I accept that we do not know exactly what happened. And I've read enough newspaper reports when I was there, to know how misleading they can be. But I cannot see beyond my instinctive response to the jailing of Mr Munir Hussain and his brother. Seems to me it sometimes undervalues the intelligence of asses to be compared with the law of our land.
The facts of the case seem to be that three burglars entered the private house of Mr Hussain and his family. Mr Walid Salem, a man who's reported to make his living from burglary, and two others then attacked the Hussains, tied them up and threatened physical violence with a knife. This must have been a terrifying experience for the helpless victims. But Mr Hussain managed to free himself before any of his family were killed, recruited the help of his brother and gave chase to the three burglars. Two escaped but they caught Mr Salem, and beat him up with a cricket bat, inflicting upon him some long term damage. The judgement of the British judicial system was that the burglars should receive no meaningful punishment (two of them escaped) for terrorising an innocent family, while Mr Hussain and his brother should be sent jail. I do not know for certain, but I feel that if I'd found myself in the same situation as Mr Hussain, I would have been so mad with rage that I, too may have allowed the finer points of our legal system to slip my mind temporarily. The last thing on my mind would have been the legal requirement that I use only 'reasonable force'. I would have been protecting my own in a cloud of red mist. Anything could have happened. The sentence handed down to Mr Hussain seems to me to defy common sense and natural justice..

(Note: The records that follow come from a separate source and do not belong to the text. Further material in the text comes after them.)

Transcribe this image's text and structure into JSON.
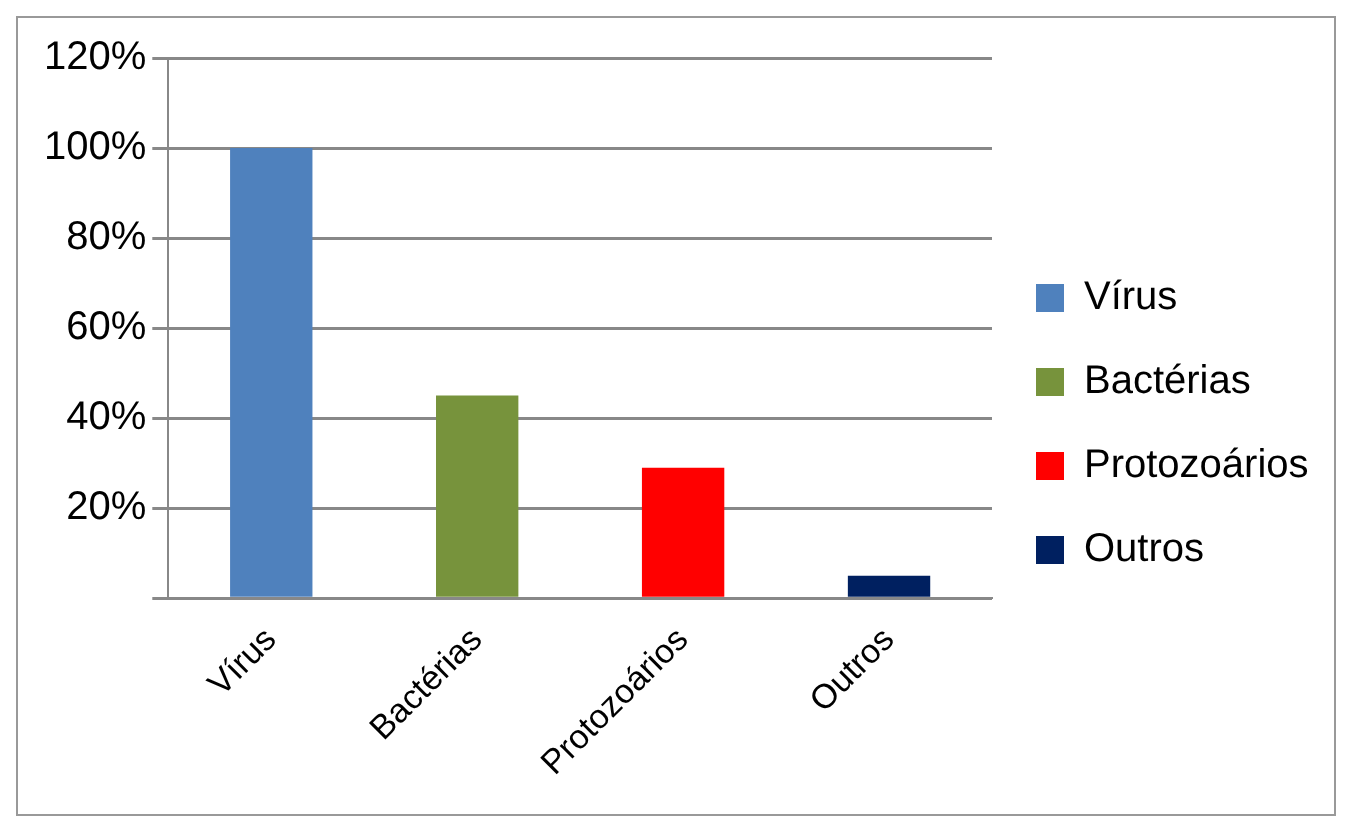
{
  "chart_data": {
    "type": "bar",
    "categories": [
      "Vírus",
      "Bactérias",
      "Protozoários",
      "Outros"
    ],
    "series": [
      {
        "name": "Vírus",
        "color": "#4f81bd",
        "values": [
          100,
          null,
          null,
          null
        ]
      },
      {
        "name": "Bactérias",
        "color": "#77933c",
        "values": [
          null,
          45,
          null,
          null
        ]
      },
      {
        "name": "Protozoários",
        "color": "#ff0000",
        "values": [
          null,
          null,
          29,
          null
        ]
      },
      {
        "name": "Outros",
        "color": "#002060",
        "values": [
          null,
          null,
          null,
          5
        ]
      }
    ],
    "ylim": [
      0,
      120
    ],
    "yticks": [
      {
        "value": 0,
        "label": null
      },
      {
        "value": 20,
        "label": "20%"
      },
      {
        "value": 40,
        "label": "40%"
      },
      {
        "value": 60,
        "label": "60%"
      },
      {
        "value": 80,
        "label": "80%"
      },
      {
        "value": 100,
        "label": "100%"
      },
      {
        "value": 120,
        "label": "120%"
      }
    ],
    "grid": "y",
    "legend": "right"
  }
}
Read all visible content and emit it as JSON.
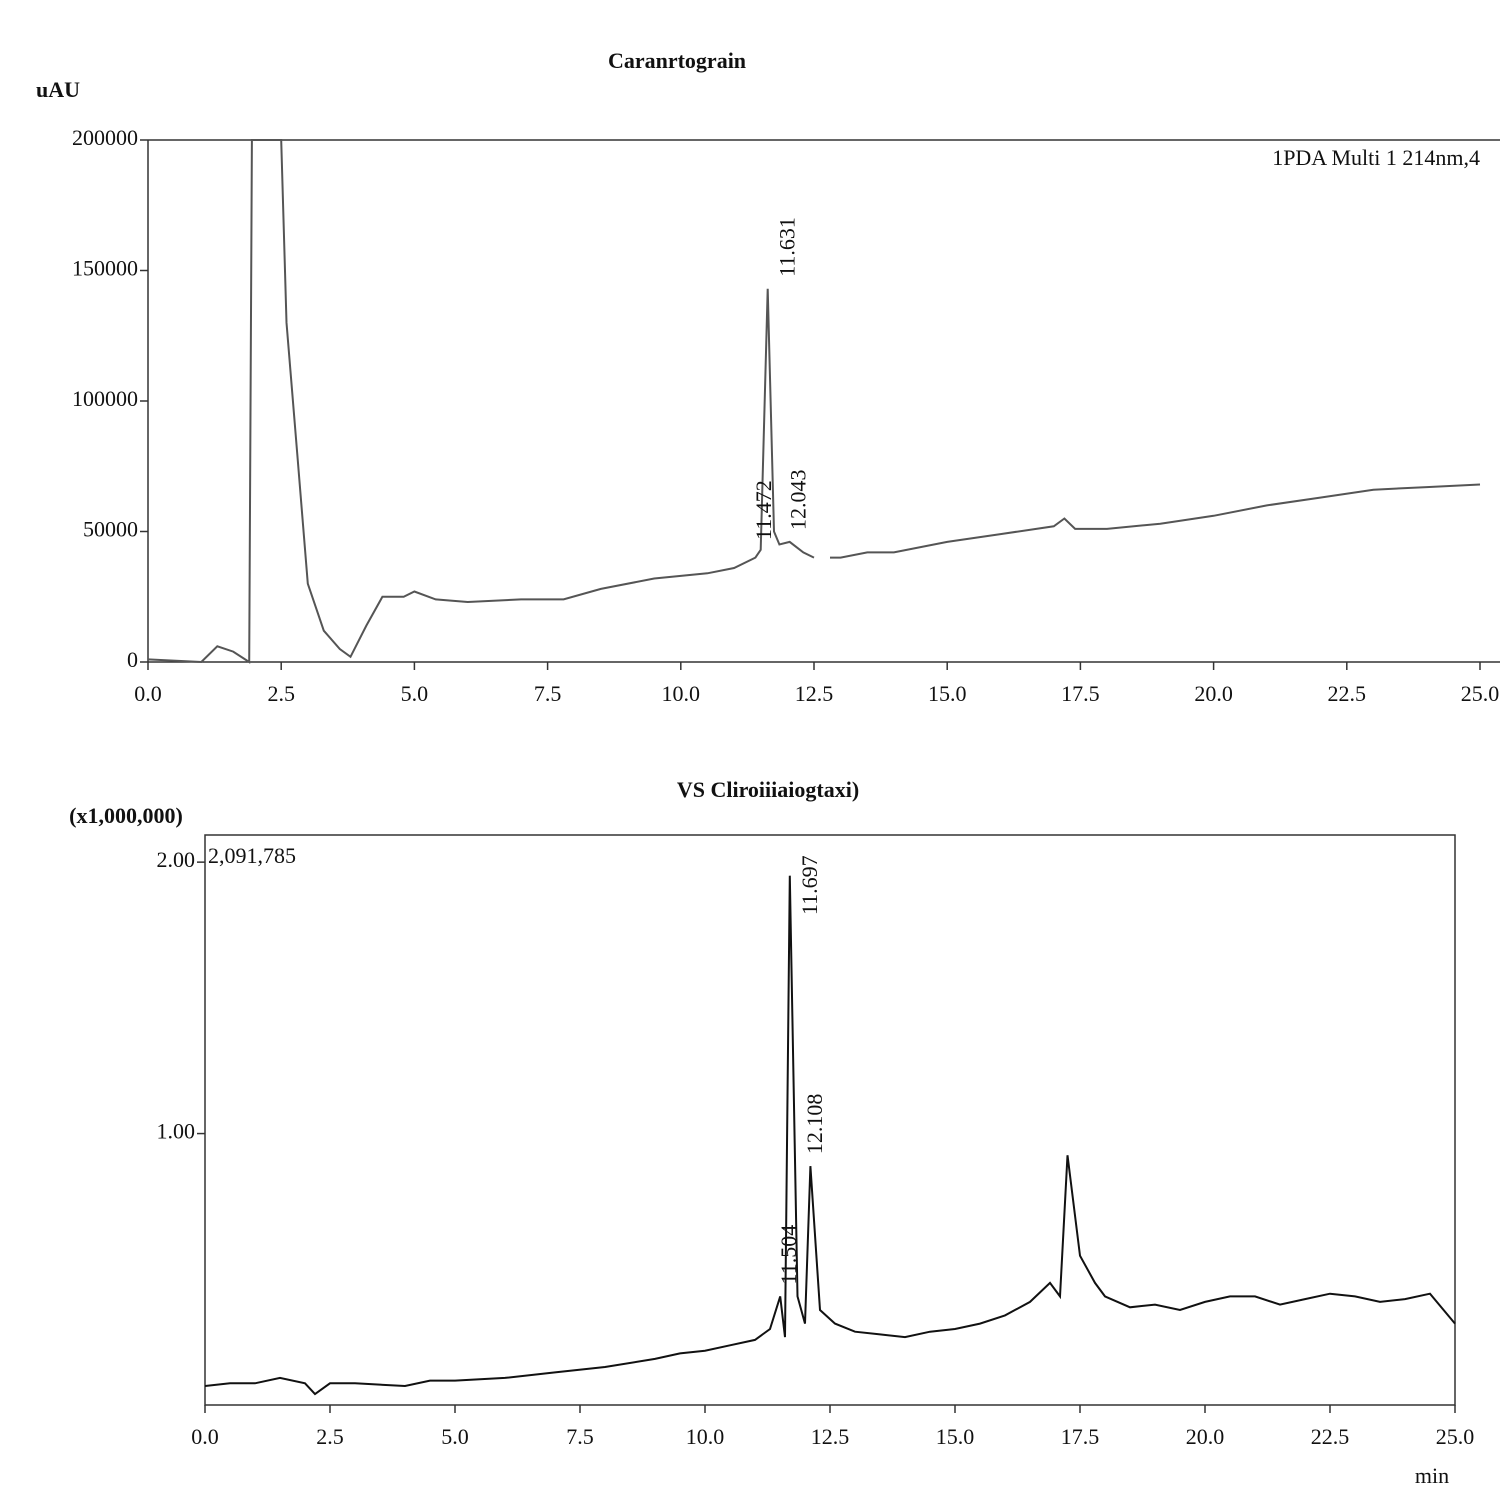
{
  "chart_data": [
    {
      "type": "line",
      "title": "Caranrtograin",
      "y_label": "uAU",
      "annotation": "1PDA Multi 1 214nm,4",
      "color": "#555555",
      "x": [
        0,
        1.0,
        1.3,
        1.6,
        1.9,
        1.95,
        2.5,
        2.6,
        2.8,
        3.0,
        3.3,
        3.6,
        3.8,
        4.1,
        4.4,
        4.8,
        5.0,
        5.4,
        6.0,
        7.0,
        7.8,
        8.5,
        9.5,
        10.5,
        11.0,
        11.4,
        11.5,
        11.631,
        11.75,
        11.85,
        12.043,
        12.3,
        12.5,
        12.6,
        12.8,
        13.0,
        13.5,
        14.0,
        15.0,
        16.0,
        17.0,
        17.2,
        17.4,
        18.0,
        19.0,
        20.0,
        21.0,
        22.0,
        23.0,
        24.0,
        25.0
      ],
      "values": [
        1000,
        0,
        6000,
        4000,
        0,
        200000,
        200000,
        130000,
        80000,
        30000,
        12000,
        5000,
        2000,
        14000,
        25000,
        25000,
        27000,
        24000,
        23000,
        24000,
        24000,
        28000,
        32000,
        34000,
        36000,
        40000,
        43000,
        143000,
        50000,
        45000,
        46000,
        42000,
        40000,
        null,
        40000,
        40000,
        42000,
        42000,
        46000,
        49000,
        52000,
        55000,
        51000,
        51000,
        53000,
        56000,
        60000,
        63000,
        66000,
        67000,
        68000
      ],
      "peaks": [
        11.631,
        11.472,
        12.043
      ],
      "xlim": [
        0,
        25
      ],
      "ylim": [
        0,
        200000
      ],
      "xticks": [
        {
          "value": 0,
          "label": "0.0"
        },
        2.5,
        {
          "value": 5,
          "label": "5.0"
        },
        7.5,
        {
          "value": 10,
          "label": "10.0"
        },
        12.5,
        {
          "value": 15,
          "label": "15.0"
        },
        17.5,
        {
          "value": 20,
          "label": "20.0"
        },
        22.5,
        {
          "value": 25,
          "label": "25.0"
        }
      ],
      "yticks": [
        0,
        50000,
        100000,
        150000,
        200000
      ]
    },
    {
      "type": "line",
      "title": "VS Cliroiiiaiogtaxi)",
      "y_label": "(x1,000,000)",
      "annotation": "2,091,785",
      "x_label": "min",
      "color": "#111111",
      "x": [
        0,
        0.5,
        1.0,
        1.5,
        2.0,
        2.2,
        2.5,
        3.0,
        4.0,
        4.5,
        5.0,
        6.0,
        7.0,
        8.0,
        9.0,
        9.5,
        10.0,
        10.5,
        11.0,
        11.3,
        11.504,
        11.6,
        11.697,
        11.85,
        12.0,
        12.108,
        12.3,
        12.6,
        13.0,
        13.5,
        14.0,
        14.5,
        15.0,
        15.5,
        16.0,
        16.5,
        16.9,
        17.1,
        17.25,
        17.5,
        17.8,
        18.0,
        18.5,
        19.0,
        19.5,
        20.0,
        20.5,
        21.0,
        21.5,
        22.0,
        22.5,
        23.0,
        23.5,
        24.0,
        24.5,
        25.0
      ],
      "values": [
        0.07,
        0.08,
        0.08,
        0.1,
        0.08,
        0.04,
        0.08,
        0.08,
        0.07,
        0.09,
        0.09,
        0.1,
        0.12,
        0.14,
        0.17,
        0.19,
        0.2,
        0.22,
        0.24,
        0.28,
        0.4,
        0.25,
        1.95,
        0.4,
        0.3,
        0.88,
        0.35,
        0.3,
        0.27,
        0.26,
        0.25,
        0.27,
        0.28,
        0.3,
        0.33,
        0.38,
        0.45,
        0.4,
        0.92,
        0.55,
        0.45,
        0.4,
        0.36,
        0.37,
        0.35,
        0.38,
        0.4,
        0.4,
        0.37,
        0.39,
        0.41,
        0.4,
        0.38,
        0.39,
        0.41,
        0.3
      ],
      "peaks": [
        11.697,
        12.108,
        11.504
      ],
      "xlim": [
        0,
        25
      ],
      "ylim": [
        0,
        2.1
      ],
      "xticks": [
        {
          "value": 0,
          "label": "0.0"
        },
        2.5,
        {
          "value": 5,
          "label": "5.0"
        },
        7.5,
        {
          "value": 10,
          "label": "10.0"
        },
        12.5,
        {
          "value": 15,
          "label": "15.0"
        },
        17.5,
        {
          "value": 20,
          "label": "20.0"
        },
        22.5,
        {
          "value": 25,
          "label": "25.0"
        }
      ],
      "yticks": [
        {
          "value": 1,
          "label": "1.00"
        },
        {
          "value": 2,
          "label": "2.00"
        }
      ]
    }
  ]
}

Its no good blaming the judge, who job it is to interpret the laws that our politicians have passed - though, like many others, I feel that a suspended sentence would have been more appropriate. Politicians should look again at the law in relation to self defence. Law that the people think is deeply unfair brings our legal system into disrepute. The law needs to be changed, so that judges don't feel they have to take decisions that almost every single one of us think is 'bonkers'. If Shadow Home Secretary, Chris Gayling is going to publish a document entitled 'Where's the Justice in That' tomorrow, which promises to consider replacing a requirement to use only 'reasonable force' with a requirement that disallows the use of 'grossly disproportionate' force, I will welcome it. Meanwhile Mr Hussain can do nothing but await the verdict of the Court of Appeal - with the support of the nation behind him.